Le VIH responsable du Sida est un virus dont il est particulièrement difficile de se débarrasser. Les thérapies actuelles d'antirétroviraux parviennent au bout de plusieurs années de traitement à maintenir le pathogène sous contrôle, l'empêchant de se répliquer jusqu'à le rendre indétectable dans l'organisme des patients.

Comme si le virus du Sida était toujours présent

Seulement, il arrive que nombre d'entre eux souffrent encore de processus inflammatoires... comme si le virus était toujours présent, mettant ces patients à risque de développer des maladies cardiovasculaires ou neurologiques. Une équipe australo-américaine de chercheurs vient de comprendre pourquoi et publie ses découvertes dans le dernier numéro de la revue Cell. Elle démontre comment des processus inflammatoires chroniques peuvent survenir, et ce, malgré l'éradication du virus de l'organisme.

En cause, une protéine du rétrovirus nommé Nef. Pour leur démonstration, les chercheurs ont isolé des cellules immunitaires humaines et les ont exposés à Nef dans des proportions analogues à celles détectées chez les personnes sous antirétroviraux et dont la charge virale était devenue indétectable.

Une persistance des réponses inflammatoires

Ensuite, afin de produire une réponse immune de ces cellules, les chercheurs les ont mis en présence d'une toxine bactérienne. Résultat : à la différence de cellules témoins, celles exposées à la protéine du VIH ont généré une réponse inflammatoire très forte par la production de cytokines.
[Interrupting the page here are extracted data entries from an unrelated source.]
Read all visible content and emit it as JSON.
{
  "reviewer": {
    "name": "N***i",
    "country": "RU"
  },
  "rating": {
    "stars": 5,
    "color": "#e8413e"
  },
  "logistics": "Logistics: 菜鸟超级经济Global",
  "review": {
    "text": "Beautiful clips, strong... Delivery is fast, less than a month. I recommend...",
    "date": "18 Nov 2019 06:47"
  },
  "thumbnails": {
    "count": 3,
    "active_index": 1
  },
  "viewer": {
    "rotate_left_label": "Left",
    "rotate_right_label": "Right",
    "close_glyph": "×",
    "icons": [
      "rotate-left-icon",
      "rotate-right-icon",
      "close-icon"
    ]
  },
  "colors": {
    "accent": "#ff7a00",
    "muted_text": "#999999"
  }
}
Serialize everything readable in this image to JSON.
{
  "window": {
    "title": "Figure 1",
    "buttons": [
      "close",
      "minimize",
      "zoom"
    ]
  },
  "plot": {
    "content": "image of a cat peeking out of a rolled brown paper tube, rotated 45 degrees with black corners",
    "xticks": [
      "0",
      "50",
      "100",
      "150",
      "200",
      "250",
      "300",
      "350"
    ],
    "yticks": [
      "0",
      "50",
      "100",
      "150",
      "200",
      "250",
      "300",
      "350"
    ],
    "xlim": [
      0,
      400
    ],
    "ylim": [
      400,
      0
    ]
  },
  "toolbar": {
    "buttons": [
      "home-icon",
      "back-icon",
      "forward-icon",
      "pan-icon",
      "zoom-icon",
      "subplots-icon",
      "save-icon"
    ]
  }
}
Lorsqu'ils ont analysé les cellules exposées à Nef, les chercheurs ont identifié des gènes de réponse inflammatoire qui sont absents dans les cellules non exposées à cette protéine.

Selon les chercheurs, cette persistance des réponses inflammatoires pourrait expliquer pourquoi certains anciens malades du Sida continuent à souffrir de comorbidités en l'absence du virus. Ils supposent même que des phénomènes analogues pourraient survenir pour d'autres infections virales, dont le Covid-1[...]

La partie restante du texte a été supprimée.